On schedule for completion next year, it will take secondary-treated effluent from OCSD's adjacent Plant 2 and send it through microfiltration tanks, reverse-osmosis membranes and ultraviolet disinfection. The resulting product, treated beyond safe drinking water standards, will be used for a dual purpose. A portion will be injected into a barrier to halt saltwater intrusion into the district's underground water supply and a 13-mile pipeline will transport about 35 mgd to district percolation ponds to help augment existing supply.
Presently, the district draws 75% of its 549,000-acre-ft demand from groundwater. Most of the remainder comes from federal and state allocations from the Colorado River Aqueduct and the State Water Project. But the district's allotment from both of those sources is expensive, and being reduced. Reclaiming wastewater effluent now discharged into the ocean provides another source to handle annual demand for the northern portion of Orange County, projected to increase to 634,000 acre-ft by 2025.
Designed by Cambridge, Mass.-based CDM, the plant will send flows through batteries of advanced treatment processes. The first is microfiltration, to remove any remaining pathogens and bacteria from the wastewater. Flows then move at 150 to 200 psi through reverse osmosis membranes to remove salts, viruses and other organics before undergoing ultraviolet disinfection. The purified water actually will reduce minerals in the system when it mixes with naturally occurring groundwater.
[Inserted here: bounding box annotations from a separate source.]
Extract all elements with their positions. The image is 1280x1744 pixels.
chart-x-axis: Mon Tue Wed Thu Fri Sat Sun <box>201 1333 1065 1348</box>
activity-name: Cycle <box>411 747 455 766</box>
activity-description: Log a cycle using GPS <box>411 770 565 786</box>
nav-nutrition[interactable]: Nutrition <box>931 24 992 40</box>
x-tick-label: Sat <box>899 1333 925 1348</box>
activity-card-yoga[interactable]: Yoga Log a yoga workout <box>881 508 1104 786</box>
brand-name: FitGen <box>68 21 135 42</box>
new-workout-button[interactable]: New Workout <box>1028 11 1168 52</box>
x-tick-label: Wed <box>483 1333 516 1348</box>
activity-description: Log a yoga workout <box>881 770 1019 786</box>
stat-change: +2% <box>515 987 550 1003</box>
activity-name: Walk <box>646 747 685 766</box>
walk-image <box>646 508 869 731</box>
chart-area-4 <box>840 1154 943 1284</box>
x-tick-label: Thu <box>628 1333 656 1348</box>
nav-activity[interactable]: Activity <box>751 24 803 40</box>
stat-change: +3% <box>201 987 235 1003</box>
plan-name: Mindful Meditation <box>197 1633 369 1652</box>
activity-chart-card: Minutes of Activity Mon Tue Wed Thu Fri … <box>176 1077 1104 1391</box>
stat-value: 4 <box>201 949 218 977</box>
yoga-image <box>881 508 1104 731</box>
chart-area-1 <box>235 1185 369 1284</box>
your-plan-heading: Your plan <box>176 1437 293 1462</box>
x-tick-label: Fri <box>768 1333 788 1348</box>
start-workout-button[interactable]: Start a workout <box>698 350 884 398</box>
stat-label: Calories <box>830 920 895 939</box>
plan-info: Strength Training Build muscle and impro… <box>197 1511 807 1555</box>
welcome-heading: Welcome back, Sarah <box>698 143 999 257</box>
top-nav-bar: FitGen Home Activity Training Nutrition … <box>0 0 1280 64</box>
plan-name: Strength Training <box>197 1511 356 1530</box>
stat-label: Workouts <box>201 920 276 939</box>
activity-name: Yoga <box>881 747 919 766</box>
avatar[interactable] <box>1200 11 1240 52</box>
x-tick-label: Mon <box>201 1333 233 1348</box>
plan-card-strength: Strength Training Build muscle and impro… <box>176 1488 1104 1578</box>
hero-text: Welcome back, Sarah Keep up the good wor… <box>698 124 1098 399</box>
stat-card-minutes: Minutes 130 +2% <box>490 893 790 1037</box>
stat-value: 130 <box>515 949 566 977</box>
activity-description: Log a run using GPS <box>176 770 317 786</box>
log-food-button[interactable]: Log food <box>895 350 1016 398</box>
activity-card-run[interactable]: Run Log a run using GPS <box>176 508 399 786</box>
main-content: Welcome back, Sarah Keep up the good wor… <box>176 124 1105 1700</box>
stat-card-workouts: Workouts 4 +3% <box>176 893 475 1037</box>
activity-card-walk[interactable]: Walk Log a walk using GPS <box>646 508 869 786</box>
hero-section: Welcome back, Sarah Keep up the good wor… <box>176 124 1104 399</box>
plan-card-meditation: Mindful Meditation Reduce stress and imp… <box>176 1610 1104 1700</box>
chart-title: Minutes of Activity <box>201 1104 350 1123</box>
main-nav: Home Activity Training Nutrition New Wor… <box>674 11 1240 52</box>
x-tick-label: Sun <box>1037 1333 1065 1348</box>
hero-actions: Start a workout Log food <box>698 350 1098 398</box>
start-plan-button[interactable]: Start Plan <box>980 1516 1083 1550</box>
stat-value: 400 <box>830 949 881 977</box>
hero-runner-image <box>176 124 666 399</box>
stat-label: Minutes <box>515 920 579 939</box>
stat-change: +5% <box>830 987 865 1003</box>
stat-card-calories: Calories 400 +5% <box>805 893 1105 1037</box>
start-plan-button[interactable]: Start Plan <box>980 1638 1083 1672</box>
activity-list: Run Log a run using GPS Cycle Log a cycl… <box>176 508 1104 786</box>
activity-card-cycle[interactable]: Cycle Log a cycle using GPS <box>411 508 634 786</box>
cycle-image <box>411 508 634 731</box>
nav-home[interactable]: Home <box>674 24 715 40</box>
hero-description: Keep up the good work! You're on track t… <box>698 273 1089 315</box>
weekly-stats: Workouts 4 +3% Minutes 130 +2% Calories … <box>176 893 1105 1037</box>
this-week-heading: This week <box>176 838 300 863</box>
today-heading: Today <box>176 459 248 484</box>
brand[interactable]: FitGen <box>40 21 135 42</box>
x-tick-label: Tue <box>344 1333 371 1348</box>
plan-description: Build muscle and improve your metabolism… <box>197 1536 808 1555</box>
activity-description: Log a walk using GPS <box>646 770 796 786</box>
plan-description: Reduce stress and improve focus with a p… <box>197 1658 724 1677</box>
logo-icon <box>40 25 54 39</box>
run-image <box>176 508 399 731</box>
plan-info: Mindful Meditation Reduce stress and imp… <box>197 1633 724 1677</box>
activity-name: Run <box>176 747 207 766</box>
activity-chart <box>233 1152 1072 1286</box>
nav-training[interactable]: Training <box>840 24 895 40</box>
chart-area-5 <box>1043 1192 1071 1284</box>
The system doesn't come cheap. Operations and maintenance costs are expected to be $22.9 million per year. Electricity costs, tied mostly to the energy-intensive reverse-osmosis system, are about $11.5 million per year, says Michael Markus, OCWD assistant general manager.
J.F. Shea Construction Inc. landed the plant's contract in 2004 with a $292-million low bid that was $39 million above the engineer's estimate. About $29 million of the difference was tied to an almost 60% jump in steel prices between the time the job was estimated, in summer 2003, and the March 2004 bid opening, and uncertainty over costs during the project, say district officials.
Now about 80% complete, the job is on schedule to finish next summer and begin producing water by September.
The project builds on the district's acclaimed 30-year-old Water Factory 21, which has been treating 14-mgd secondary flows to slightly lesser standards, then mixing the product with almost 9 mgd of water drawn from deep wells and injecting the mix into a barrier to halt seawater intrusion.